Breakups can do horrible and wonderful things to a woman's body. Jessica is no exception and with her new man John Mayer in tow, she is apparently committed to getting healthy post Lachey.
Want to find out how she is doing it, then read more
iFitandHealthy is reporting the latest on Jessica Simpson's new diet and workout plan:
Jessica's Diet -
- Mashed bananas with peanut butter: “It doesn’t look pretty, but it’s a healthy protein snack,” says Jess. Salsa and low-fat chips are also a good snack idea.

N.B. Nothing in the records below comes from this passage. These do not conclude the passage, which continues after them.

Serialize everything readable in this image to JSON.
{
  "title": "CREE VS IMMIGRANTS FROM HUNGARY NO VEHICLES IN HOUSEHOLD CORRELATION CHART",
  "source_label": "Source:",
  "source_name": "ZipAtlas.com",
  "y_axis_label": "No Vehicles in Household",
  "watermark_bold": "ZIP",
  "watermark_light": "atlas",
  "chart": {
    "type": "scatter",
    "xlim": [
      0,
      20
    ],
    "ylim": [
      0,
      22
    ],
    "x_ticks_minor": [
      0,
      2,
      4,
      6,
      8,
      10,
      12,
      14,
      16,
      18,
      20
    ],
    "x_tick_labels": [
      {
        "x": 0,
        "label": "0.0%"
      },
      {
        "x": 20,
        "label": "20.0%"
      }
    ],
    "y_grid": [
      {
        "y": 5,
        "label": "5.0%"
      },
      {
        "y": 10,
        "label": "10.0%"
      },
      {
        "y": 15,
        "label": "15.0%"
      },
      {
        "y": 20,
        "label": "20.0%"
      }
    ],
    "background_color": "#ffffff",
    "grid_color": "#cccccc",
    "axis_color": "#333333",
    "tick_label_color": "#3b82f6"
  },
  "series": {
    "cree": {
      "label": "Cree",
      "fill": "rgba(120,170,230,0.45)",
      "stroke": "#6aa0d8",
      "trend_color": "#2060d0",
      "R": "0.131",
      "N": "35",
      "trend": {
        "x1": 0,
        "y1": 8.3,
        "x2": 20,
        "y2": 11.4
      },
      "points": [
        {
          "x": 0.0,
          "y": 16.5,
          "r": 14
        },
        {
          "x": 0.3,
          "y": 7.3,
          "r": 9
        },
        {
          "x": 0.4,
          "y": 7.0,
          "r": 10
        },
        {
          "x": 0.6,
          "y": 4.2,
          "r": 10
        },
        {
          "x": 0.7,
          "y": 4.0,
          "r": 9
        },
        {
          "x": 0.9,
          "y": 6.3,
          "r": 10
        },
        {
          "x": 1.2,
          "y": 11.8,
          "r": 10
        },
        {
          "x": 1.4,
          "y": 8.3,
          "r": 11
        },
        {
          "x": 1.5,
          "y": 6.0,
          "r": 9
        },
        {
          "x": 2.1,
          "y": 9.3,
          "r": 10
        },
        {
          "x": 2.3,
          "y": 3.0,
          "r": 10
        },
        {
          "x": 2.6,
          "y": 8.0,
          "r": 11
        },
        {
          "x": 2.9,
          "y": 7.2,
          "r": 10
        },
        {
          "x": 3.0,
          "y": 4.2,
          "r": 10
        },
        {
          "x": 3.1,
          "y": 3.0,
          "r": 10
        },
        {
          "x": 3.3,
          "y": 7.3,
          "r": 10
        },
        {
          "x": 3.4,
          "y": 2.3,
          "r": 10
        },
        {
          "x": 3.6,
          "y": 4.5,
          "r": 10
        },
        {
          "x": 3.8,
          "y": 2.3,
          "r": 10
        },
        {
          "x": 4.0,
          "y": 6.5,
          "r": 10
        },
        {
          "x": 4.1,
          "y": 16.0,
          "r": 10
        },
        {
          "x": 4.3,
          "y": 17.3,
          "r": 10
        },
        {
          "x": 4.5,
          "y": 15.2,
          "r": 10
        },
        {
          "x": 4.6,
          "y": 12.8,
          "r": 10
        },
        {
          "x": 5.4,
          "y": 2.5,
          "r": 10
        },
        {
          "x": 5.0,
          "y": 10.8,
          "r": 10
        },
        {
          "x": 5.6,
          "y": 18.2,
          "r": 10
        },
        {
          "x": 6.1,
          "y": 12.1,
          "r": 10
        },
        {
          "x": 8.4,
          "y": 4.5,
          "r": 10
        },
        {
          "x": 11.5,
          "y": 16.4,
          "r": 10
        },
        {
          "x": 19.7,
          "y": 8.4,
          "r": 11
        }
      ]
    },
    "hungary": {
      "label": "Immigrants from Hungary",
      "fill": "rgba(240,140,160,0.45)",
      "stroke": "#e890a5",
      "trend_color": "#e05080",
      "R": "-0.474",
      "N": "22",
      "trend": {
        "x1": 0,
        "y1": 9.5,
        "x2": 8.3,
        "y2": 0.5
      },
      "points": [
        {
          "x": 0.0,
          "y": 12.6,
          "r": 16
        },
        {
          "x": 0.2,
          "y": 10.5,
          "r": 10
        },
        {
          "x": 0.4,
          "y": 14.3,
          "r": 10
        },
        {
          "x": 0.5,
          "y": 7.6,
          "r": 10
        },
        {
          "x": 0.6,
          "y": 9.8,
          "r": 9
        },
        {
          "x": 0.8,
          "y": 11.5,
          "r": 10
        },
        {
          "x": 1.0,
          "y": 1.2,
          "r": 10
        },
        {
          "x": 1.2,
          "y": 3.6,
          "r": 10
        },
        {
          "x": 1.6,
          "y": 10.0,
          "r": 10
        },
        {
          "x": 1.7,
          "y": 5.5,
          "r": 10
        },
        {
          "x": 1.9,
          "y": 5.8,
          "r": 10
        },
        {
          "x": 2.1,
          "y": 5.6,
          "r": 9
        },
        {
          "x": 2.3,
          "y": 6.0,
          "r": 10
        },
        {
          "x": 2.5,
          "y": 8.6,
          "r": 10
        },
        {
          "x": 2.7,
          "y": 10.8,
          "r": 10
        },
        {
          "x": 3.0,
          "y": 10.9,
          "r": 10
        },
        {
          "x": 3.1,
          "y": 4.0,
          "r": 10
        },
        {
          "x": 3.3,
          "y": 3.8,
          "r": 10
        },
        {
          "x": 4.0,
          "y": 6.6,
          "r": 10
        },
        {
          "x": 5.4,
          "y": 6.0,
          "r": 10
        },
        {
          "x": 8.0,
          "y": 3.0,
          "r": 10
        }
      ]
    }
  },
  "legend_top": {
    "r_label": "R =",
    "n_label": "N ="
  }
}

- Eat small meals packed with veggies every three to four hours.
- Drink lots of water.
- Eat lots of fruit — watermelon is one of Jess’ faves.
- If she’s ever in a pinch, Jess will go on a three-day juice fast.
A Typical Day of Meals for Jessica -
- Breakfast: Egg whites with whole-wheat toast or a Zone-Perfect Bar.
- Lunch: Salad with grilled chicken or fish, and crackers.
- Dinner: Grilled salmon with vegetables.
- Snack: A Zone Perfect Bar if she hasn’t had one for breakfast, or a grapefruit with sugar substitute Splenda.
Jessica's Workout Plan (sort of) -
- Three days a week of cardio and circuit training.
- ”I work with small weights – 5 to 10 pounds – but only to get toned,” says Jessica. “I don’t want to be beefy, I want to look feminine.”
- Lots of lunges and squats to target the rear end.
- ”I do a lot of Pilates and stretching,” she says.
- “I love my body, but I’m modest – believe it or not,” says Simpson.